What I remember is sinking to the bathroom floor, face to the cold tile, and crying endlessly. As I sobbed, I relived every moment of that devastating experience — every violating, humiliating, demeaning moment that had brought me to my knees in panic and shame. There was absolutely no way I could have had that child. Psychologically, I would have died inside.
I agonized over the decision to terminate the pregnancy, wondering if I would burn in an unending fire for all eternity, and asking myself how any just and loving God could cast me into hell when this pregnancy was not my fault. How could I even believe in a God who was that unfair? After several days of anguish, I went to my mother’s house to tearfully explain what happened. Despite her devout faith, she listened to me, held me in her arms, and honored my decision.

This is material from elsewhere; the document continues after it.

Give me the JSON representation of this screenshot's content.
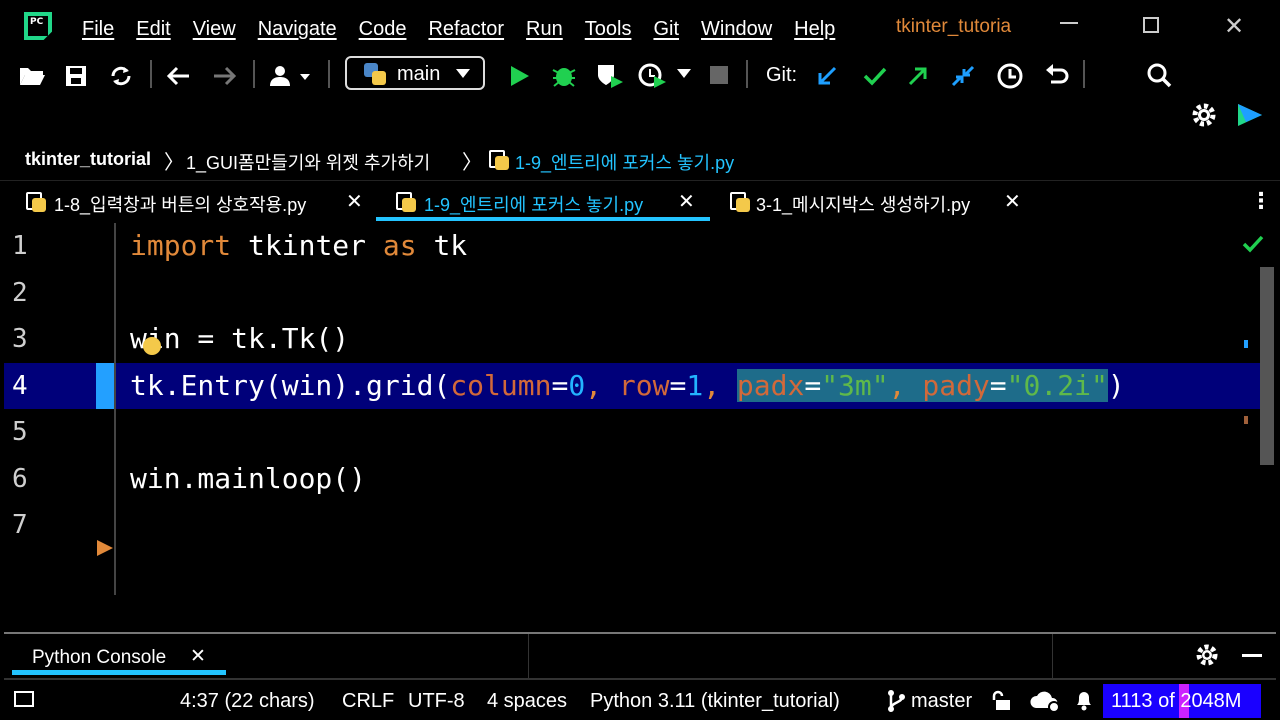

Today, more than 40 years later, I’m blessed with four children and have been present at the birth of a dozen babies. Anyone who knows me would describe family as the center of my universe. I’ve certainly wondered about the child I chose not to have. I’ve prayed for the soul who was unable to incarnate at that time. I’ve written a letter of love to that wee one and asked forgiveness for not being strong enough to welcome him or her. And I’ve come to peace with my choice.
I’ve also prayed for the man who raped me, for his friends who laughed outside while it was happening, for a society that makes the act less important than the impact. I’ve prayed for his soul and I’ve prayed that the Holy would stop him somehow from ever causing such harm again.
I am horrified by the new law in Texas which prohibits abortions before many women even know they’re pregnant. If I were 18 now — and in that same circumstance — I would have to add to my pain the fear that my assailant could sue me for $10,000 for terminating the pregnancy. Who would the courts prosecute, rapist or victim?
If there is a God/Goddess/Universal Light worthy of believing in, such a Creator would not will this upon a woman of any age and I cannot stand idly by while my sisters are asked to accept a law that removes their freedom to make this difficult choice. Underneath it all — though mostly unspoken — this law is couched in religion. We can pretend it’s about determining when life starts but that just leads us back to a conversation about God — and the God I know, the Gentle Whisperer, the Beloved that brings forth mercy and grace would not sacrifice her daughters.